Soudain, un grondement sourd et lointain se fit entendre, un bruit qui sembla faire vibrer le sol sous ses pieds. L'avalanche. Les guides les avaient prévenus du risque, mais personne ne s'y attendait vraiment. Le bruit s'intensifia rapidement, se transformant en un rugissement terrifiant. La neige dévalait la pente de la montagne voisine, un mur blanc et monstrueux qui engloutissait tout sur son passage. La panique s'empara du petit campement. Des cris éclatèrent. Marc et sa compagne se figèrent, leurs visages tournés vers la montagne, pâles de terreur.
Camille, elle, ne bougea pas. Elle resta assise, regardant la mort approcher. Une partie d'elle l'accueillait. Mourir ici, maintenant, mettrait fin à cette nouvelle souffrance insupportable. Mais une autre partie, la partie qui venait de se réveiller dans un torrent de rage, refusait de lui laisser cette dernière victoire. Il ne méritait pas de mourir dans une simple catastrophe naturelle. Il méritait de ressentir ce qu'elle avait ressenti. La solitude, l'abandon, la douleur d'une vie brisée.
"Il doit savoir ce que c'est de tout perdre", pensa-t-elle avec une froide détermination. "Il doit disparaître, lui aussi. Mais cette fois, ce sera pour de vrai."
L'avalanche était sur eux. Un mur de neige et de glace frappa la tente de Marc, l'ensevelissant en une fraction de seconde. Camille ferma les yeux, non pas par peur, mais avec une étrange sensation de résolution. Si elle pouvait remonter le temps, si elle pouvait revenir à cette première année de leur mariage, elle changerait tout. Elle ne le laisserait pas lui voler sa vie. Elle orchestrerait sa chute, elle lui ferait vivre l'enfer qu'il lui avait imposé.
La neige la frappa avec une force inouïe. Le monde devint un chaos de blanc et de froid. Elle sentit son corps être projeté, brisé. La douleur fut brève, intense, puis plus rien. L'obscurité l'enveloppa.

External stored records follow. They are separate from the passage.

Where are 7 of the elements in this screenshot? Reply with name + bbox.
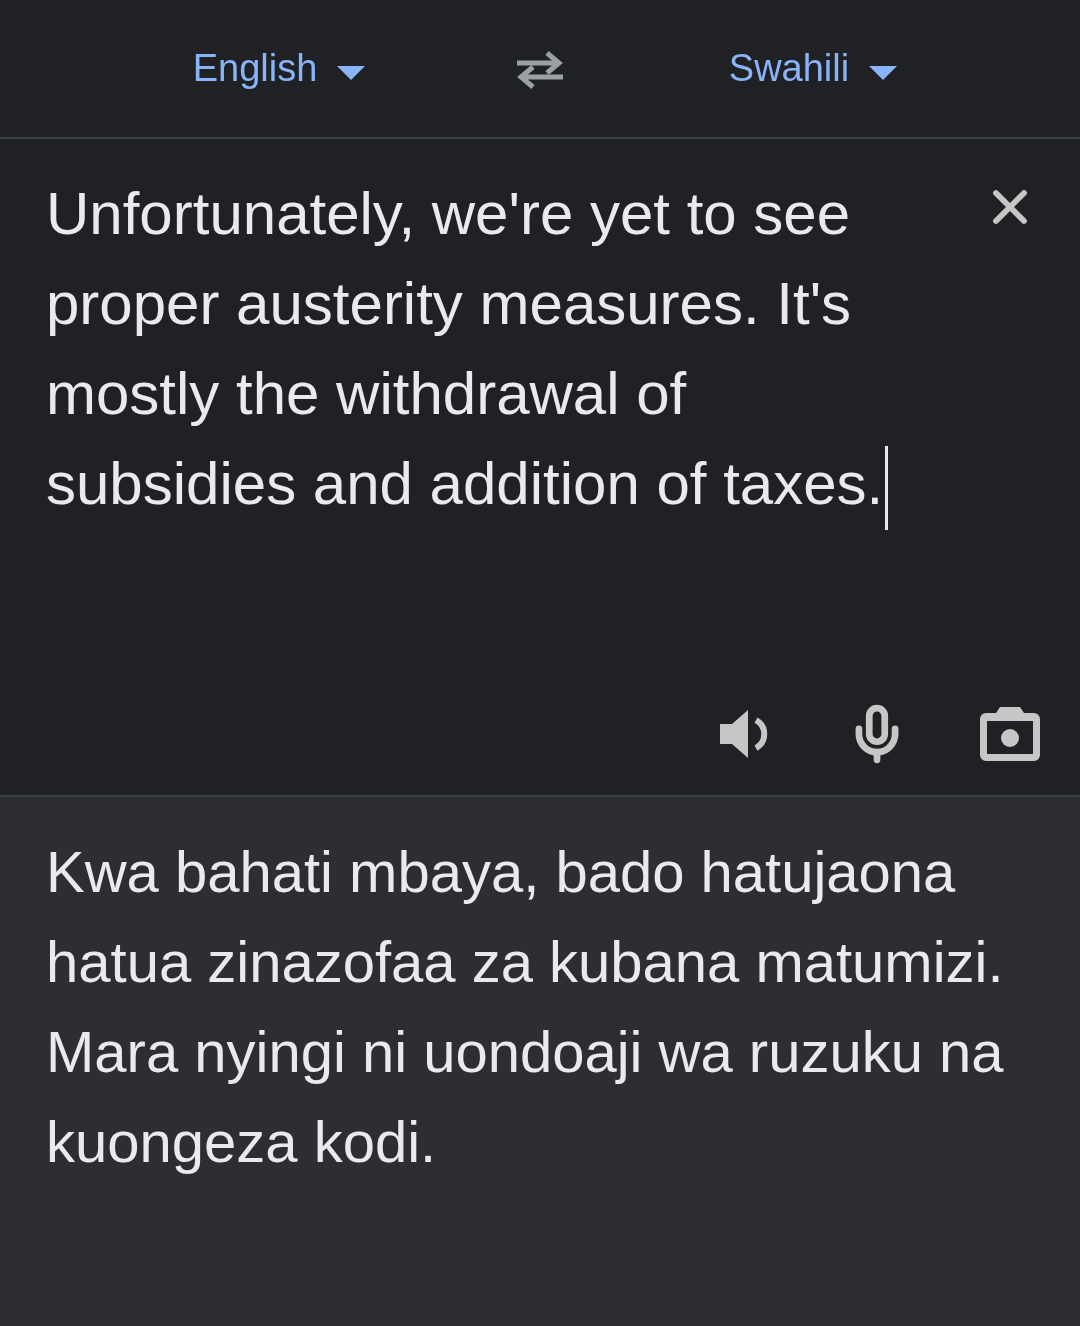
target-language-selector[interactable]: Swahili xyxy=(728,40,922,97)
camera-icon[interactable] xyxy=(978,705,1042,763)
caret-icon xyxy=(869,65,898,80)
translation-text: Kwa bahati mbaya, bado hatujaona hatua zinazofaa za kubana matumizi. Mara nyingi ni uondoaji wa ruzuku na kuongeza kodi. xyxy=(46,838,1005,1176)
caret-icon xyxy=(337,65,366,80)
source-text-input[interactable]: Unfortunately, we're yet to see proper austerity measures. It's mostly the withdrawal of subsidies and addition of taxes. xyxy=(46,169,926,531)
source-language-selector[interactable]: English xyxy=(144,40,366,97)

Puis, une lumière. Une lumière chaude, familière. L'odeur du café frais et des draps propres. Lentement, Camille ouvrit les yeux. Elle n'était plus dans la neige. Elle était dans une chambre, sa chambre. La lumière du matin filtrait à travers les rideaux. Elle se redressa brusquement, le cœur battant à tout rompre. Elle regarda ses mains. Elles étaient lisses, jeunes. Elle toucha son visage, pas de rides, pas de fatigue. Elle se leva et se précipita vers le miroir. La femme qui la fixait avait vingt-trois ans. C'était elle, vingt ans plus tôt. La date sur le calendrier numérique posé sur la table de chevet confirma l'impossible : nous étions un an après son mariage avec Marc. Elle était revenue. Le destin, ou une force inconnue, lui avait offert une seconde chance. Pas une chance de le reconquérir, mais une chance de se venger. Un sourire glacial se dessina sur ses lèvres. "Marc Fournier," murmura-t-elle à son reflet, "cette fois, c'est moi qui écris la fin de l'histoire."